JOHANNESBURG (AP) -- A South African who battled apartheid as a teen, then went on to lead global campaigns to end poverty and protect human rights took over Monday as the new international head of the environmental group Greenpeace.
Kumi Naidoo, Greenpeace International's new executive director, said climate change makes his new job a logical addition to his resume.
"If the whole planet is under threat ... what's the point of not addressing that and saying we'll do other development work?" he said in an exclusive interview with The Associated Press on Thursday.
Naidoo, 44, has fought for the rights of women and children, among the most vulnerable when droughts bring hunger or floods disrupt livelihoods. He has pushed to strengthen international cooperation and ensure the concerns of poor countries are heard when rich nations plan the future.
Greenpeace will be there when negotiators sit down next month in Copenhagen to try to draft an agreement to cut the greenhouse gas emissions blamed for global warming.
"We either get it right and all of humanity comes out on the other side with a new world," Naidoo said of climate negotiations. "Or we get it wrong and all the world is going to sink."
World leaders said Sunday it was unrealistic to expect an international, legally binding agreement to emerge from Copenhagen, something for which Naidoo had hoped. Instead, the goal is a political framework, with a fully binding legal agreement left to a second meeting next year in Mexico City.
"Anything short of a binding treaty in Copenhagen must be read as a failure of leadership on the part of the political class," he said Monday. "We can't change the science. The science is clear. We have to change the politics. If we can't change the politics, then we have to put our energies into changing the politicians."

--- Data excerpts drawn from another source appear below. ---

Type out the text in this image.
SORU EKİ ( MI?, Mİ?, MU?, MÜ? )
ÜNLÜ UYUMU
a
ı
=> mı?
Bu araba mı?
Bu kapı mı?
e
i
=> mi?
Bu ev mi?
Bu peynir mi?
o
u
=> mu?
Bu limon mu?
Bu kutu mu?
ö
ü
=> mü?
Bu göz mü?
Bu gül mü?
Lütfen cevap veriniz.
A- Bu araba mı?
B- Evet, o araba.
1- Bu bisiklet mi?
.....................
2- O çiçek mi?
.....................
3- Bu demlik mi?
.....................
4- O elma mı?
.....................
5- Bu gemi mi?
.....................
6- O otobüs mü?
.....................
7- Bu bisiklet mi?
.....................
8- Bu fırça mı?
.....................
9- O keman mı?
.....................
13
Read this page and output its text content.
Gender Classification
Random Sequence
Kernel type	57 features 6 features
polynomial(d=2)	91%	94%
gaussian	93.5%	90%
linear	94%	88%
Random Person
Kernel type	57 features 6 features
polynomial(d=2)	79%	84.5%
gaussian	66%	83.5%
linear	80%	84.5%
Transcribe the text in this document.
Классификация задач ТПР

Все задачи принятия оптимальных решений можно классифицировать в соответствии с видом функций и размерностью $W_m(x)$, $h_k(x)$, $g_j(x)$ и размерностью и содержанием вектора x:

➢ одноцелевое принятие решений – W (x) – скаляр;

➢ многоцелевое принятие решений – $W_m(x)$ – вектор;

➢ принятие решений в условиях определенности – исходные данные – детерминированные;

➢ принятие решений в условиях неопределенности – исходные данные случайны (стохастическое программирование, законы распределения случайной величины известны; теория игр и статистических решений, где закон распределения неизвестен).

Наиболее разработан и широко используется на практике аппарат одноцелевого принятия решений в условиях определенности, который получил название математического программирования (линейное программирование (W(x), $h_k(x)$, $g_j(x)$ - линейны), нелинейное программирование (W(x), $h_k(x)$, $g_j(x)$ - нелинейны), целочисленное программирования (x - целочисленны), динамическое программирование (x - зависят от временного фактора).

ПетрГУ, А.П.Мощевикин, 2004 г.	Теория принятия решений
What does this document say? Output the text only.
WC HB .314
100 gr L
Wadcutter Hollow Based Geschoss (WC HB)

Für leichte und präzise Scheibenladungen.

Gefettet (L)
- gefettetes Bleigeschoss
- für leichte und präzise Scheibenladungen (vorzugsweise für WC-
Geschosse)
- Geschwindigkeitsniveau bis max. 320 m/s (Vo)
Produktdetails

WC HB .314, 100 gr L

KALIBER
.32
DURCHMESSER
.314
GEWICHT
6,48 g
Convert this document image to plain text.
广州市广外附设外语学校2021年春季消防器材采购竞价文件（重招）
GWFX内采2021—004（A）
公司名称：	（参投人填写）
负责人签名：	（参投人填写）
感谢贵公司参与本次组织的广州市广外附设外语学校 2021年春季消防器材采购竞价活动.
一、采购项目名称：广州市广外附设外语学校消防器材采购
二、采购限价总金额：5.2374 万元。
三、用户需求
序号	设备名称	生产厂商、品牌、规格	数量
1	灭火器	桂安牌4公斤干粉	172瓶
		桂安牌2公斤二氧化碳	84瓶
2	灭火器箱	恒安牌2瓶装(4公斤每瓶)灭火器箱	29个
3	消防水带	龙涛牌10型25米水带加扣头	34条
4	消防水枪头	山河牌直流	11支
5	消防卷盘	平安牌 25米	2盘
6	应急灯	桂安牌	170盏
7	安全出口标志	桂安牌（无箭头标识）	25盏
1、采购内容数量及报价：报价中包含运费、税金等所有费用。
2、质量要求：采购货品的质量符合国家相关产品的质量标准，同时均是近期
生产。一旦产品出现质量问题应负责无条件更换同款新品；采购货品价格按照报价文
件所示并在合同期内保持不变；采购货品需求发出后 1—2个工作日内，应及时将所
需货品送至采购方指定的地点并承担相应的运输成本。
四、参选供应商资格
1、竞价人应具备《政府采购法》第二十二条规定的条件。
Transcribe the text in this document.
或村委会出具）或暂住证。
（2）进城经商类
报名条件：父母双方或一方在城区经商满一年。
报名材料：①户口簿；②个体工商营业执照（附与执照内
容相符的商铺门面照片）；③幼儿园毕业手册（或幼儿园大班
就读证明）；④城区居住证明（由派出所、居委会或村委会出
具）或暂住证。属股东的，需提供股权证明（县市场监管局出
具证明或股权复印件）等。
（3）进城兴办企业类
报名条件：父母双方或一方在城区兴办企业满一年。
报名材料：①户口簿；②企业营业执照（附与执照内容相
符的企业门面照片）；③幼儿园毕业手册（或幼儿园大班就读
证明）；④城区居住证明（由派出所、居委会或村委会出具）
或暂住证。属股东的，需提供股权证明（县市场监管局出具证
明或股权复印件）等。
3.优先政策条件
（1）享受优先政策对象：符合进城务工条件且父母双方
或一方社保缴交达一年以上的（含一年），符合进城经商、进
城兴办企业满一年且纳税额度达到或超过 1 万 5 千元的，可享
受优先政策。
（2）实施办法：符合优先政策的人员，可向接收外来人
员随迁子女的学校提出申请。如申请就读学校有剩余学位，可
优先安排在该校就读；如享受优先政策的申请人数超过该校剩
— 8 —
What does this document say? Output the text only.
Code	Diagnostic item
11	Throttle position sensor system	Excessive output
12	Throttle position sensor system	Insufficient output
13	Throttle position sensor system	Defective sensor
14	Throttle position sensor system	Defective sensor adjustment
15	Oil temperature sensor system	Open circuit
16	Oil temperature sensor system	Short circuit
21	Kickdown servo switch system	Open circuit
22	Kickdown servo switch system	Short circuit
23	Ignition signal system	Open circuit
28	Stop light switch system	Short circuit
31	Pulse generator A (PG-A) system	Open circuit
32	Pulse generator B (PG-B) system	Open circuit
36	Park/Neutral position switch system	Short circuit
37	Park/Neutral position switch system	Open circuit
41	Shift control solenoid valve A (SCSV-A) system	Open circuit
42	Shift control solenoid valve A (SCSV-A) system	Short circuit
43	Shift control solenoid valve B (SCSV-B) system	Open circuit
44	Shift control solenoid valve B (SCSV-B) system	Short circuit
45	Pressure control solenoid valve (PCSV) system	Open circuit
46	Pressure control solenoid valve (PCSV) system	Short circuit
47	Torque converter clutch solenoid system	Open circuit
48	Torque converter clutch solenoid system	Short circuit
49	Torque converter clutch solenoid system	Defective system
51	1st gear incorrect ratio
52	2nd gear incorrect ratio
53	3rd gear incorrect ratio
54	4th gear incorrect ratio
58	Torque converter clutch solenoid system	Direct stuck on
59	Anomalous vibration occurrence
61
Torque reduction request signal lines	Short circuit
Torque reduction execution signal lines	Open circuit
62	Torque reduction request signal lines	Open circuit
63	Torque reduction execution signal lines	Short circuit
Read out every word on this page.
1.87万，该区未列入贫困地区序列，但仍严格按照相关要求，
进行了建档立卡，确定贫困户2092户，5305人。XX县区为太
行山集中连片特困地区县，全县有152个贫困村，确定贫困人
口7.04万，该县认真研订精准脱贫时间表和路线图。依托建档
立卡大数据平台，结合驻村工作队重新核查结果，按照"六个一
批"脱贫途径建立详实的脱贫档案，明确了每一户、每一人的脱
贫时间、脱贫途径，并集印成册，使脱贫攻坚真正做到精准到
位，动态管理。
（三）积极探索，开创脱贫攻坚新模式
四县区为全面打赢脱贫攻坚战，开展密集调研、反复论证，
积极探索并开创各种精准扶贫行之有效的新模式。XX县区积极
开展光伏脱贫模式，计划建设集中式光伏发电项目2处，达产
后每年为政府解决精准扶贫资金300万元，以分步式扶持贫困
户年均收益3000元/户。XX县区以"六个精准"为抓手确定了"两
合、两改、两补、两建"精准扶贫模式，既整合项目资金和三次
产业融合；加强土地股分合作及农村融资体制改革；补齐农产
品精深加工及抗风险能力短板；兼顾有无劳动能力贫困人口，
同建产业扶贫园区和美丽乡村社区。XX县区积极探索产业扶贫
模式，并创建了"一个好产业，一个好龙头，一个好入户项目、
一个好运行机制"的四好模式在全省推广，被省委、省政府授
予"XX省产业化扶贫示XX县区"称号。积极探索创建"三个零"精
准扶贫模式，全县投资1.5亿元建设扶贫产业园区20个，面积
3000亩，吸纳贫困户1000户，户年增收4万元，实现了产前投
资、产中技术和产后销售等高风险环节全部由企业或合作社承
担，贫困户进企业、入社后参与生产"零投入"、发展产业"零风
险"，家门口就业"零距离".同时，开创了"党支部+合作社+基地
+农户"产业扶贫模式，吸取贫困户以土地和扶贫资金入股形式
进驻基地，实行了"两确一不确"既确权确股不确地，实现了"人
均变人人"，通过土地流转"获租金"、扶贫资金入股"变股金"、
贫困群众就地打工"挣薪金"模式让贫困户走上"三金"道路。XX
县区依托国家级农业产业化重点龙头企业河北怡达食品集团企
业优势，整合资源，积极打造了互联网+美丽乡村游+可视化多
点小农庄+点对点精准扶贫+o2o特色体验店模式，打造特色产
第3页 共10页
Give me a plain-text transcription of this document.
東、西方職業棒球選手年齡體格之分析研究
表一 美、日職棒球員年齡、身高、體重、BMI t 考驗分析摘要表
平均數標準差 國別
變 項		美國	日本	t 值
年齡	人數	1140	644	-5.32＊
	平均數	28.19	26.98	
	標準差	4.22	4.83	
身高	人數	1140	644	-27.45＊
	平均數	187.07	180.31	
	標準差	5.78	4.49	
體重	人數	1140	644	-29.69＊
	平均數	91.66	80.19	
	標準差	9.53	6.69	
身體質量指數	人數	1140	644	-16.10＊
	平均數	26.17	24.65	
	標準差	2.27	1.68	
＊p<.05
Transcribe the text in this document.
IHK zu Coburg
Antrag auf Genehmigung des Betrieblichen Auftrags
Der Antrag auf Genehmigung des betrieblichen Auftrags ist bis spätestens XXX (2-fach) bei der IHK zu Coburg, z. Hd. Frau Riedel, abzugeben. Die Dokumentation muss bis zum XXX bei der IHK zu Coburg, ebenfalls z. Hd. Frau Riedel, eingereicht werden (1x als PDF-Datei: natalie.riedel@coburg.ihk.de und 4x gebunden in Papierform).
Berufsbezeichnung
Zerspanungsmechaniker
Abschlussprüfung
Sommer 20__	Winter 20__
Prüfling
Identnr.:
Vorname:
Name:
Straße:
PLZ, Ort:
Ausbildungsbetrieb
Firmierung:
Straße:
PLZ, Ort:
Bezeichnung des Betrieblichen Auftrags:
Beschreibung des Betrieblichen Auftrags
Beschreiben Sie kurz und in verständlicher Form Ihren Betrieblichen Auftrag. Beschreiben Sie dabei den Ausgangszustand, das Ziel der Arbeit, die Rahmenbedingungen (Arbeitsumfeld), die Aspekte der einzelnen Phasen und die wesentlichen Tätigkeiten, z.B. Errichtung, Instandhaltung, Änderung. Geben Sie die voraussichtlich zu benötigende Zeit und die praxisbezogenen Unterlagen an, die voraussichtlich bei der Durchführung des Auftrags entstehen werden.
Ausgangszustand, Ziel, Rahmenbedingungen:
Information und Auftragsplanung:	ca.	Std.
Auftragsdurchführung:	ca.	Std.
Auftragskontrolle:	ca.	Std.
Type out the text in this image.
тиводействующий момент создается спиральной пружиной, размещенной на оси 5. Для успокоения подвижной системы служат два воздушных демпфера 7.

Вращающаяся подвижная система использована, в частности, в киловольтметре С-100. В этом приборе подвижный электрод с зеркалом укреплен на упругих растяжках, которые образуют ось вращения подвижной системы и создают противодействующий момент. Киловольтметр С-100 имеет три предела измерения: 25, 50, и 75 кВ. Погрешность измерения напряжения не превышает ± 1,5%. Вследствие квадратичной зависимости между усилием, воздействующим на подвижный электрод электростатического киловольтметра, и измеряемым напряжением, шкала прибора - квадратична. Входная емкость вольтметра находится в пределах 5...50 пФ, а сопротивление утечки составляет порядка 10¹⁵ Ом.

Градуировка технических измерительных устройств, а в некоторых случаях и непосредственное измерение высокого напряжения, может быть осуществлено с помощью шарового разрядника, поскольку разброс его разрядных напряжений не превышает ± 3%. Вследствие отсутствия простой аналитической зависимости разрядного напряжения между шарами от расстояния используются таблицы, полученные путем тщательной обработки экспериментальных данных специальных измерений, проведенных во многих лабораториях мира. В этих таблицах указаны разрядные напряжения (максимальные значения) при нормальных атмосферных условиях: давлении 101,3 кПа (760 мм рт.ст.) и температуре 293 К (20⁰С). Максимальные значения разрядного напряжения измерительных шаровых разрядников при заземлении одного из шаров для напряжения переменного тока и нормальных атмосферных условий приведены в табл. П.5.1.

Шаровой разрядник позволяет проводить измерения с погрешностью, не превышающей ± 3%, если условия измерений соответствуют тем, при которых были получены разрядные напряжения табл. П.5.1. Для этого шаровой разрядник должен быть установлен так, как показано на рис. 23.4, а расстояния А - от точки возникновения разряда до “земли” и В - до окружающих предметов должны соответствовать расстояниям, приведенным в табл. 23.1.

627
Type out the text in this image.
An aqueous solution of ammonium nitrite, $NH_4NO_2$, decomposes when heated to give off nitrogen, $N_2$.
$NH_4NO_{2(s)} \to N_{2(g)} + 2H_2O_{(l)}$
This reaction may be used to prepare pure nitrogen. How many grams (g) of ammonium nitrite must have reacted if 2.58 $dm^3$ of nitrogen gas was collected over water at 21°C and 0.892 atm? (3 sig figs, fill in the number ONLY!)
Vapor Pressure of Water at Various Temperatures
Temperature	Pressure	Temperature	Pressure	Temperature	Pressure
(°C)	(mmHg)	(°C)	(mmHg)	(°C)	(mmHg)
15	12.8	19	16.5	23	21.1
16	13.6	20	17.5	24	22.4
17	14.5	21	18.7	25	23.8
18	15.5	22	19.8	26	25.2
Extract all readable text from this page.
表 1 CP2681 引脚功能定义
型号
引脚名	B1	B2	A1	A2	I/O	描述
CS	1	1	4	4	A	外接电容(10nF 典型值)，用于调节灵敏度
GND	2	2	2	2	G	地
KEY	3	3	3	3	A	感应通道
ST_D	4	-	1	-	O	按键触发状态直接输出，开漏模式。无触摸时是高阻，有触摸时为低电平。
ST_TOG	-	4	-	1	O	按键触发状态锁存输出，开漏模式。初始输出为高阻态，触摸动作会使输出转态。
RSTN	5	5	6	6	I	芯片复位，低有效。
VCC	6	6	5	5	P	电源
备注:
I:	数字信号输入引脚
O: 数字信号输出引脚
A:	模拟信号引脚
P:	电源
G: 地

Gerd Leipold, whom Naidoo is replacing at Greenpeace, said his successor represents a watershed for the organization founded in the 1970s by Americans campaigning against U.S. nuclear tests. Naidoo is the first African to head Greenpeace, and the first to come from outside the organization, said Leipold, a German who once headed Greenpeace's nuclear disarmament campaign.
Poor nations, particularly in Africa, are expected to be hardest hit by climate change, though they have contributed little to the pollution that created the phenomenon. Naidoo is among those who argue that industrialized nations that got rich off dirty technology not only need to change their ways, but pay to help developing nations cope with the severe weather associated with climate change and to get access to clean energy to fuel their rise from poverty.
Naidoo took part in nationwide student protests against apartheid as a 15-year-old, and by 16 had been kicked out of school. He completed his high school studies at home and went on to earn a law degree in South Africa and, as a Rhodes scholar, an Oxford doctorate in political sociology.
Following Mandela's release in 1990 after 27 years in prison, Naidoo returned from Britain to work for the African National Congress and other anti-apartheid groups. After apartheid's end in 1994, his work ranged from campaigning against violence against women, promoting adult education and acting as spokesman for South Africa's Independent Electoral Commission.
In 2005, he was among the founders of the Global Call to Action Against Poverty. More recently, he has led the Global Campaign for Climate Action, which brings together environmental, aid and human rights groups, unions, scientists and others and has organized mass demonstrations around climate negotiations.
Naidoo said Greenpeace is committed to dialogue, but knows when to deploy headline-grabbing protest. The activist, who earlier this year went on a monthlong hunger strike to press for solutions to Zimbabwe's political and economic crises, said he learned during the fight against apartheid that it was important to be "strong in our voice and our actions.
"Governments, sadly, are unlikely to change as fast we need them to unless they are pushed," he said.